Джейми никогда не плакал. Ему просто не давали. Младенцы, которых носят на руках и обнимают по первому требованию, не плачут. Вера нарядила его в рубашку из белой полупрозрачной ткани, украшенную вышивкой; ее сшила моя двоюродная бабка Присцилла Нотон, и в ней крестили саму Веру, Иден, моего отца и, вне всякого сомнения, Фрэнсиса. День выдался теплый и душный, без ветра, с затянутым облаками небом. Впервые за все время, что я сюда приезжала, сад был заброшен, и на клумбах росли сорняки: кипрей, гигантский борщевик и шестифутовый коровяк, серые листья и желтые цветы которого были до дыр изъедены гусеницами. Мы пошли в церковь — Джейми на руках у Веры, а не в высокой, блестящей, черной коляске, в которой когда-то возили Фрэнсиса. Получилась небольшая процессия — к нам присоединился Чед, — которая шла по главной улице деревни, а потом свернула к церкви Святой Марии. Коровы и овцы, наводнявшие луга, когда я впервые приехала в Синдон, почти исчезли, а поля были распаханы под пшеницу и сахарную свеклу, чтобы удовлетворить потребности военного времени. Длинная, роскошная рубашка Джейми наполовину скрывала потертое, выцветшее платье из маклсфилдского шелка, которое надела Вера. Сама Вера махала рукой людям в палисадниках, мимо которых мы проходили, — такого я и представить себе не могла.
Мой отец стал крестным отцом Джейми. Других претендентов все равно не было. Меня очень привлекала роль крестной матери, но мне никто не предложил, а спросить я стеснялась. В любом случае это не родственные отношения, а бессмысленная функция — крестными, как правило, выбирают тех, кто способен преподносить щедрые подарки на день рождения и на Рождество. Будучи крестным Джейми, мой отец не имел никаких прав на опеку над ним, когда пришло время, и не стал его приемным отцом.
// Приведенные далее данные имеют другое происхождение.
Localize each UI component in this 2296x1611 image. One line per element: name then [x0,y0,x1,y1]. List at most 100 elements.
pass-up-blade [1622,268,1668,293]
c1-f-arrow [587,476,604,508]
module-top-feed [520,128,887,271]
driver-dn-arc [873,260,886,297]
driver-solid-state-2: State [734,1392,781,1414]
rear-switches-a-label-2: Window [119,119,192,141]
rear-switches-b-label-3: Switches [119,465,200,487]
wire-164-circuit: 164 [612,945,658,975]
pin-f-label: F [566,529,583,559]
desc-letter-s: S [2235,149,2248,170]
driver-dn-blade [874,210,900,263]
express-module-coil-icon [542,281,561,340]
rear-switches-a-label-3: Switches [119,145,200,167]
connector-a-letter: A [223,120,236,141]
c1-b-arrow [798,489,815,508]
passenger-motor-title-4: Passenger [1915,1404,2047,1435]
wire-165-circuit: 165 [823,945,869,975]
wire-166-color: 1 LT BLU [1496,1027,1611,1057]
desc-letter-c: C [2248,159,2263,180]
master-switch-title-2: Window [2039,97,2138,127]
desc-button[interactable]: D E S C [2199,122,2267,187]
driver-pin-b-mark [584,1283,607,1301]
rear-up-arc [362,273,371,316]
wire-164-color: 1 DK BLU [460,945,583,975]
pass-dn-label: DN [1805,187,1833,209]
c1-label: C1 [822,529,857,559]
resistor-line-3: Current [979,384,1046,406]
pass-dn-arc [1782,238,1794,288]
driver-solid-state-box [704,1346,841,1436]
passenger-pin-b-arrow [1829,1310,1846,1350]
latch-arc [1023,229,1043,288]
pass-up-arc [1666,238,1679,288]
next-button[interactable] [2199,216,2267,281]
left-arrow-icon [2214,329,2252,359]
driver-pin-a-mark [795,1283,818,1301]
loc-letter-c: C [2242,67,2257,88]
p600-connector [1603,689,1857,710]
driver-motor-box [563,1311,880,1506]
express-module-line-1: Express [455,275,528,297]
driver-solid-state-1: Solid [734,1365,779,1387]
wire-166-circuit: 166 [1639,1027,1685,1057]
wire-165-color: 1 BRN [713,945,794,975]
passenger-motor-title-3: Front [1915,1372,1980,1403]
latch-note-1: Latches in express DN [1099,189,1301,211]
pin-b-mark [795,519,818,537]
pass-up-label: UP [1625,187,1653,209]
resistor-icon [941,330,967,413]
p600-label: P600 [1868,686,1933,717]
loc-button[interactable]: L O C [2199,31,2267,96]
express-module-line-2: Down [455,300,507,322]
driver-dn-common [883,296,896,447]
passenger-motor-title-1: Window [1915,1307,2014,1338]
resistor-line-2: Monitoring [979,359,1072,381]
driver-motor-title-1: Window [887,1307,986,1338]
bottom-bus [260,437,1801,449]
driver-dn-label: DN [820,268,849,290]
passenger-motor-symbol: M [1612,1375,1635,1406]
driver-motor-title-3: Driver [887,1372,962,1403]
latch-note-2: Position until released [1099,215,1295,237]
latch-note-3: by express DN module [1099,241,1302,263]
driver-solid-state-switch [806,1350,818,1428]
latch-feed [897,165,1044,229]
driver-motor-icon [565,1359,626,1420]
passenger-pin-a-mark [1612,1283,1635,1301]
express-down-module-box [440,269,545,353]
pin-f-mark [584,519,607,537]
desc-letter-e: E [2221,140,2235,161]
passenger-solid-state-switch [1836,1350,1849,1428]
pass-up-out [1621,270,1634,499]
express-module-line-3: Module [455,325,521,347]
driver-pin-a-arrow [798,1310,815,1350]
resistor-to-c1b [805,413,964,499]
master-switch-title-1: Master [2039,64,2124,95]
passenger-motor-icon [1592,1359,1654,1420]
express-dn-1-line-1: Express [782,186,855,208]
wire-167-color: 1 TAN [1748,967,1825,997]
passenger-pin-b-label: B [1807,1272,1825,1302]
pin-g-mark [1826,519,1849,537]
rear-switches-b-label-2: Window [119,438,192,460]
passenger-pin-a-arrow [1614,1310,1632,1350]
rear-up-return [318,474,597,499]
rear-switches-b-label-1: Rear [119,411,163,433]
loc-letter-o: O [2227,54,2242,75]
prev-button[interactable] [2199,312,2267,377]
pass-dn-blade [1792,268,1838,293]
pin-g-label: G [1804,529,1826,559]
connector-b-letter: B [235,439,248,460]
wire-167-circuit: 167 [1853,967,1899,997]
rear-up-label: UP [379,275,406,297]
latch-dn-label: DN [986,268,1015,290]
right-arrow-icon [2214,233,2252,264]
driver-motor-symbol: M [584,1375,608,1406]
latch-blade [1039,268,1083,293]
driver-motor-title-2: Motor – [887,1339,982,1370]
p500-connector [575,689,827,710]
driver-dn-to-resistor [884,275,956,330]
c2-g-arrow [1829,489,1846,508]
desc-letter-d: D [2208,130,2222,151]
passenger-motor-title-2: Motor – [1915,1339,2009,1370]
И, как мне кажется, даже не вспомнил, что в четырнадцать лет Джейми — он в это время учился в пансионе и проводил каникулы с графиней — положено привести к епископу на обряд конфирмации. Джейми захныкал, когда мой отец взял его на руки, а потом еще раз, когда мокрые пальцы мистера Моррелла прикоснулись к его лбу.
Когда мы вышли из церкви, я подумала, что Чед пойдет домой, но ошиблась. Он вернулся вместе с нами в «Лорел Коттедж», — нервный и озабоченный, словно ждал какого-то события или чьего-то прихода. Мой отец поговорил с ним об Иден; он не решился спросить о дате официального обручения, но этот невысказанный вопрос незримо присутствовал почти во всех его фразах, обращенных к Чеду. Нет, он не был похож на подозрительного брата, выведывающего намерения поклонника. Я вовсе не это имела в виду. В его словах чувствовались сердечность и воодушевление, словно он считал, что именно об этом больше всего хотел поговорить Чед. Я видела, что отец оценил приятеля Иден как будущего зятя и нашел его вполне подходящим. Наконец Чед не выдержал:
— Джон, мне кажется, вам следует знать, что у нашего с Иден брака нет никаких перспектив. Я не хочу, чтобы у вас сложились неправильные представления. Видимо, они уже сложились, и тут, наверное, есть и моя вина. Разумеется, я чрезвычайно польщен, но это невозможно.
Вера положила спящего Джейми на диван в гнездо из одеял и расшитых подушек и отвела взгляд. Потом соединила ладони и с силой прижала друг к другу. Я впервые видела этот жест со времени нашего приезда. У отца был смущенный и расстроенный вид. Он заметно побледнел, но попытался обратить все в шутку.
— Иден вас отвергла, да?
— Можно и так выразиться.
— Знаете, робкое сердце никогда не завоюет прекрасную даму.
— Храбрые сердца тоже не всегда побеждают. — Мне показалось, что Чед произнес это с неизбывной грустью. — Распространено убеждение, — продолжал он, — что если чего-то очень хочешь, то можешь этого добиться. Достаточно проявить упорство, чтобы получить желаемое. Неправда. — Чед был одним из тех немногих знакомых мне людей, первым, кто мог свободно, не смущаясь, говорить о чувствах.
На воображаемой шкале открытости моя семья располагалась на противоположном конце. Я буквально видела, как отец прячется в раковину, услышав эти слова Чеда, а на лице Веры появилось сердитое, возмущенное выражение — привычное для меня. А потом Чед улыбнулся, и улыбка преобразила его, сделав молодым и красивым.
— Как бы мне не опоздать на поезд, — сказал отец.